The name of the Smeldinger is documented for the years 808 and 809 in various Franconian annals and is otherwise only found in the Bavarian Geographers . It is not known whether it is a third-party name or an identity-creating self-name. The name is often associated with the river Elde , which flows through the settlement area.

Settlement area

The settlement area of ​​the Smeldinger lay on the right of the Elbe next to the Linonen and Bethenzern . According to the traditional reading of the Bavarian geographer, the Smeldingen, together with the Bethenzers and the Morizani, had 11 civitates , i.e. castles , castle districts or settlement chambers. On the other hand, a view that is in the process of advancing understands the text passage in the table of nations to the effect that the citation of the Morizani is an independent mention in a new series and the 11 civitates are therefore exclusively assigned to the Morizani.

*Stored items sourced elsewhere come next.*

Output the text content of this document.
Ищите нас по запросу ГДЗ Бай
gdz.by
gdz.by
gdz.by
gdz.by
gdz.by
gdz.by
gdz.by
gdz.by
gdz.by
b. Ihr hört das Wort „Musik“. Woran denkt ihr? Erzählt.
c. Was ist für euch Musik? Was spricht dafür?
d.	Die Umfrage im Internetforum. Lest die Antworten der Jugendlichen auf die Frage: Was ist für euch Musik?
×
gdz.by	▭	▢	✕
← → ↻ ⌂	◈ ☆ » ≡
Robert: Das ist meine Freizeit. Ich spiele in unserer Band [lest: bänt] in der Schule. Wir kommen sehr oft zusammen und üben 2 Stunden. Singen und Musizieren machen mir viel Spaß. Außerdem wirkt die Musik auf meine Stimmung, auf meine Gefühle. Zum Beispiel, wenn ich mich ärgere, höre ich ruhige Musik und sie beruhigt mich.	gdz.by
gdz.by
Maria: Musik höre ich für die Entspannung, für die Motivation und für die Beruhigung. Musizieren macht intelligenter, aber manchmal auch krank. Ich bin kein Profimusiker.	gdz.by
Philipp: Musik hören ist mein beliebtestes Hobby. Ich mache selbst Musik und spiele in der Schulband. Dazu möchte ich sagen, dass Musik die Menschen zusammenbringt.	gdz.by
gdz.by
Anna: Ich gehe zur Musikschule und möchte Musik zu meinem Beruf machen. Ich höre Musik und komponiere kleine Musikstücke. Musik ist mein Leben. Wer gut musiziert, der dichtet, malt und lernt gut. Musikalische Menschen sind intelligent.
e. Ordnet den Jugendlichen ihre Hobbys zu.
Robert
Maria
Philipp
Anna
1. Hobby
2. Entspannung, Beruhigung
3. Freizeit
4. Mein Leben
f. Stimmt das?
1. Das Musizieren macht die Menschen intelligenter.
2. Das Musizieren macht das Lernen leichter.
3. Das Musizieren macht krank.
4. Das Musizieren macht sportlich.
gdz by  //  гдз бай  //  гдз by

Regardless of this, in the Reichsannalen there is in any case a Smelding castle. Since it is said to have been "the largest" ( maximam civitatem ) of their castles, possibly a princely seat, the existence of further castles of the Smeldingen is at least close. According to the Moissac Chronicle, the castle is said to have been called Connoburg . It has therefore long been suspected near Conow on the lower Elde, namely in Menkendorf . However, the naming of the castle could also be a simple mistransmission of the Smeldingorum of the Reichsannals by the medieval chronicler. Moreover, since the castle complex in Menkendorf was not built before 900, researchers now locate the castle in Friedrichsruhe . A large castle was built there around the year 800 on a previously used, unpaved settlement area.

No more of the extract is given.